Роуз молчит. Самолеты ушли в темноту, летят на запад.
— Роуз? Я спросила…
— Да не знаю, ей-богу. Где-то за морем.
— В Азии, да?
— Азия — это карьера, как говорится.
— Не надо тебе было выходить замуж такой молодой. Могла чем угодно заняться после университета. В мундир влюбилась.
— Как и ты. И я считала его талантливым. Я не знала тогда, через что он прошел.
— Талант часто разрушителен.
— Даже Фелон?
— Нет, Марш — нет.
— Но он талантлив.
— Да, и притом он Марш. Он рожден не для этого мира. Он — случайность природы. С сотней профессий — кровельщик, натуралист, специалист по историческим битвам, не знаю, кто он еще теперь.

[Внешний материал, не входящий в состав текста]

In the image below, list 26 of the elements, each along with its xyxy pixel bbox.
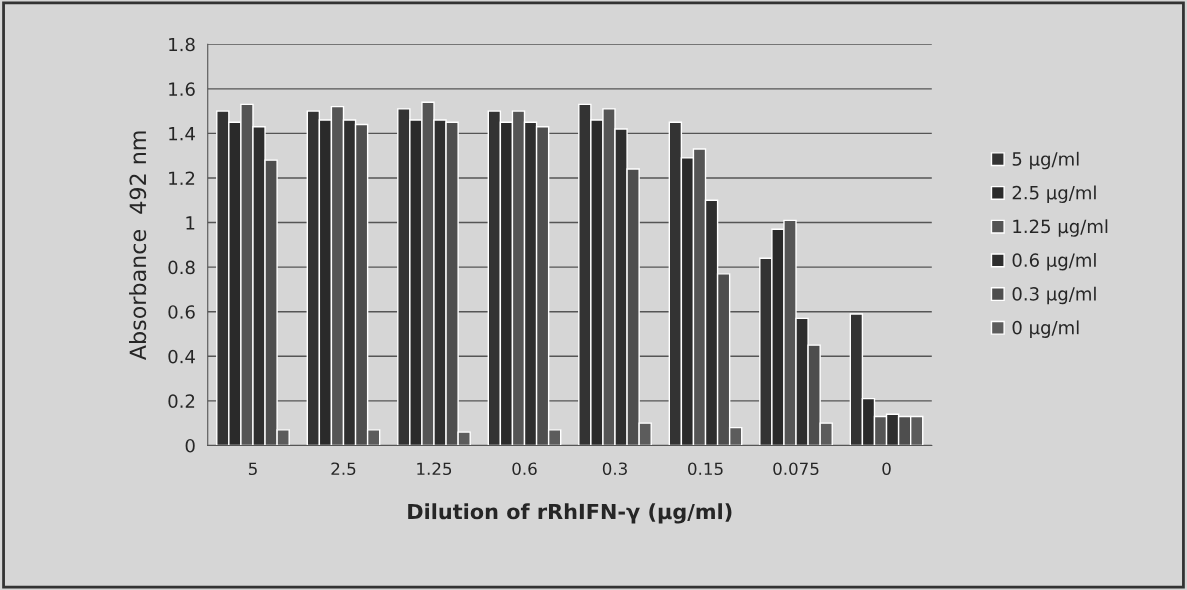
x-tick-label: 0	[882, 462, 891, 476]
y-axis-title: Absorbance 492 nm	[129, 131, 147, 360]
x-tick-label: 5	[248, 462, 257, 476]
y-tick-label: 0.8	[168, 260, 195, 275]
legend-label: 2.5 μg/ml	[1012, 185, 1096, 203]
legend-label: 0.6 μg/ml	[1012, 252, 1096, 271]
y-tick-label: 0.2	[168, 394, 195, 408]
y-tick-label: 0.6	[168, 305, 195, 319]
x-tick-label: 0.6	[512, 462, 537, 476]
legend-label: 1.25 μg/ml	[1013, 219, 1108, 237]
x-tick-label: 0.075	[773, 462, 819, 476]
x-axis-title: Dilution of rRhIFN-γ (μg/ml)	[408, 503, 732, 524]
x-tick-label: 2.5	[331, 462, 356, 476]
legend-label: 5 μg/ml	[1012, 151, 1079, 170]
y-tick-label: 1.8	[169, 37, 195, 52]
y-tick-label: 1.6	[169, 82, 195, 96]
y-tick-label: 0.4	[168, 349, 195, 364]
y-tick-label: 1.2	[169, 171, 195, 185]
y-tick-label: 0	[185, 438, 195, 453]
legend-label: 0 μg/ml	[1012, 320, 1079, 338]
y-tick-label: 1	[186, 216, 195, 230]
x-tick-label: 0.15	[688, 462, 723, 476]
legend-label: 0.3 μg/ml	[1012, 286, 1096, 305]
x-tick-label: 1.25	[417, 462, 452, 476]
y-tick-label: 1.4	[169, 127, 195, 141]
x-tick-label: 0.3	[602, 462, 627, 476]
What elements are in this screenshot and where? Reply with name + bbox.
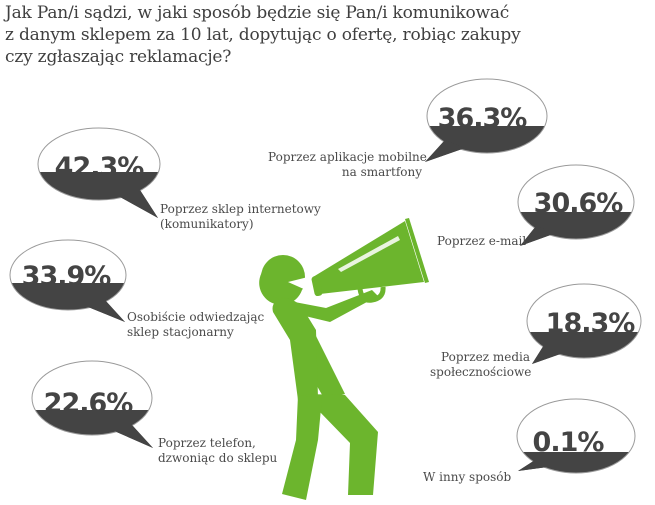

Снова повисает молчание матери, Роуз, подождав, встает, подходит к ней и при свете камина видит, что мать мирно спит. У каждой замужем свое, думает она. Стих гул последней волны бомбардировщиков, беззащитные дети спят на диване. Тонкие бледные руки матери лежат на подлокотниках кресла. К северо-востоку от них — Лоустофт, к юго-востоку — Саутуолд. Армия заминировала берега, чтобы не допустить десанта. Дома, конюшни, надворные постройки реквизированы. Ночью все исчезают; пятисотфунтовые фугаски и зажигательные бомбы с воем падают на малонаселенные дома и улицы, и становится светло, как днем. Семьи спят в подвалах, перетащив туда мебель. Большинство детей эвакуированы с побережья. По пути домой немецкие самолеты сбрасывают неистраченные бомбы. Население обнаруживает себя, только когда смолкнут сирены; люди выходят на торговую улицу и смотрят вслед улетевшим самолетам.